Les politiques d'immigration américaines suscitent des réactions politiques et des implications internationales
Washington D.C. – Les politiques d'immigration aux États-Unis suscitent une série de réactions, allant des soutiens politiques aux décisions commerciales internationales et aux rencontres émotionnelles dans les centres de détention. La rappeuse Nicki Minaj s'est déclarée "fan numéro un" de Donald Trump et a exhibé sa carte de visa "Trump gold card", qui offre la résidence et une voie vers la citoyenneté américaine, mercredi, selon BBC World. Pendant ce temps, la sénatrice démocrate américaine Amy Klobuchar a annoncé sa candidature au poste de gouverneur du Minnesota, invoquant la nécessité de guérir les divisions politiques dans un contexte de répression continue de l'immigration, a rapporté BBC World.
Klobuchar, sénatrice depuis quatre mandats, a annoncé sa candidature dans une vidéo diffusée jeudi, se positionnant comme quelqu'un de "prêt à trouver un terrain d'entente". Son annonce est intervenue après que le gouverneur sortant, Tim Walz, a été critiqué pour sa gestion d'un scandale de fraude et a mis fin prématurément à sa campagne de réélection, selon BBC World.

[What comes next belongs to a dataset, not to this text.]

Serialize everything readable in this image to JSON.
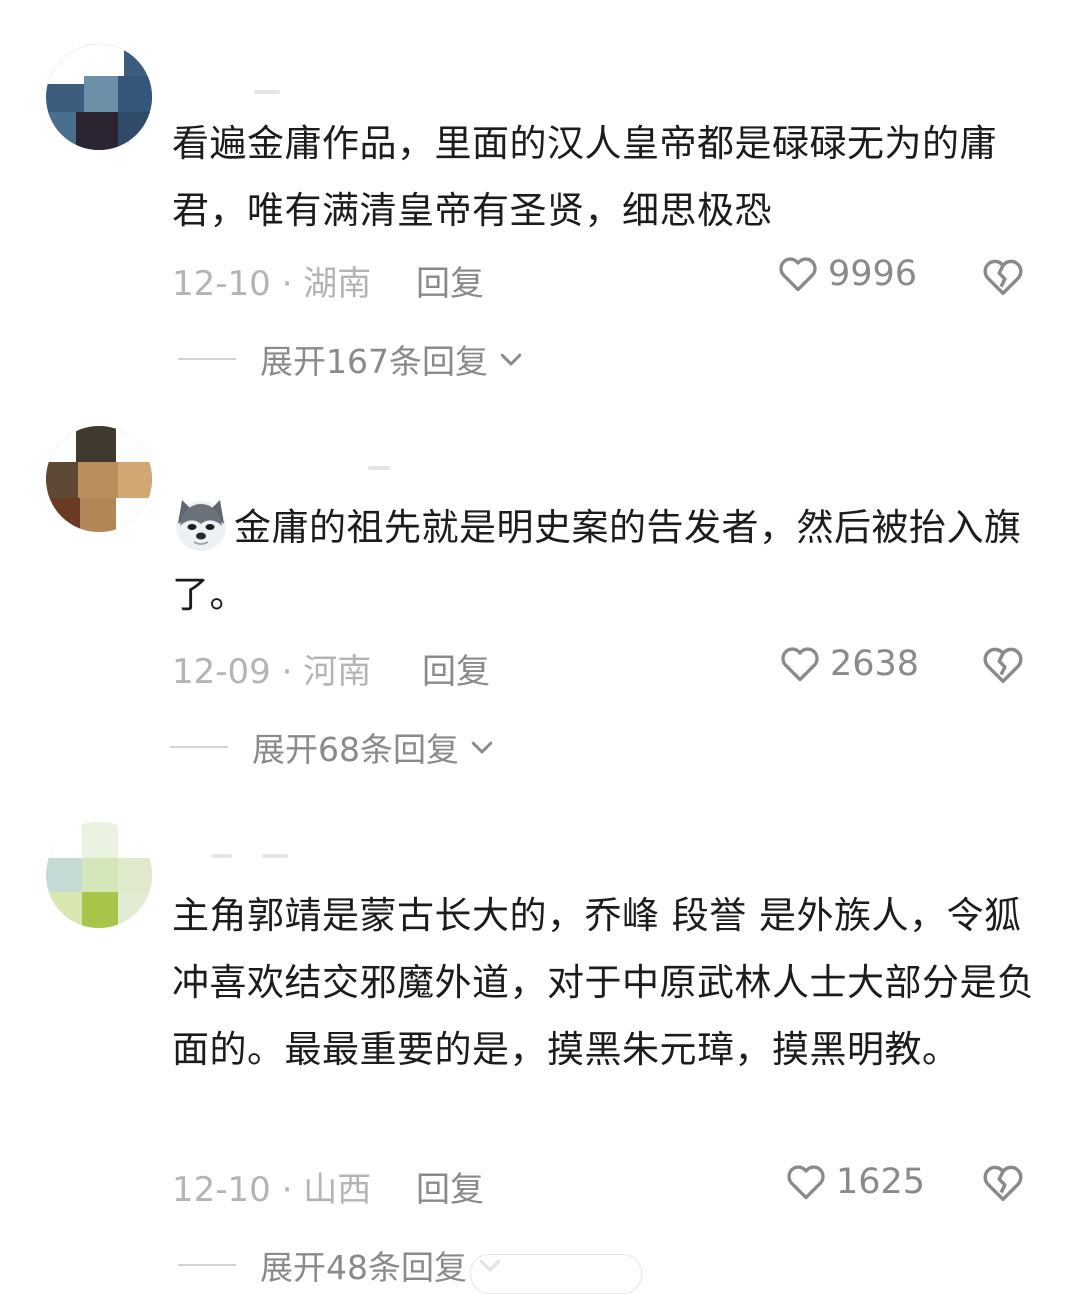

L'impact humain de l'application des lois sur l'immigration a été mis en évidence par la visite du membre du Congrès Joaquin Castro au centre de détention de Dilley au Texas. Castro a rencontré Liam Conejo Ramos, cinq ans, et son père, partageant une photo de Liam se reposant dans les bras de son père sur les médias sociaux. "Castro a ajouté qu'il avait dit à Liam combien sa famille, son école et notre pays l'aiment et prient pour lui", a rapporté The Guardian. Liam est devenu un symbole de la portée des opérations de l'Immigration and Customs Enforcement (ICE) après avoir été détenu alors qu'il rentrait de l'école maternelle à Minneapolis, a noté The Guardian.
Par ailleurs, la présidente du Mexique, Claudia Sheinbaum, a confirmé l'annulation d'une livraison de pétrole à Cuba, déclarant que cette décision était "souveraine" et non une réponse aux pressions des États-Unis, a rapporté The Guardian. Sheinbaum a nié que cette décision ait été influencée par Trump, qui avait déclaré qu'aucun pétrole n'irait à Cuba. Les pénuries de carburant provoquent des coupures de courant de plus en plus graves à Cuba, et le Mexique est le plus grand fournisseur de pétrole de l'île depuis que les États-Unis ont bloqué les livraisons, selon The Guardian.
Ces événements se déroulent dans un contexte de discussions plus larges sur la réforme économique et les relations internationales. Le Venezuela envisage des réformes économiques inspirées du boom post-Mao de la Chine, le successeur de Maduro, Delcy Rodríguez, devenant potentiellement un Deng Xiaoping latino-américain, selon The Guardian.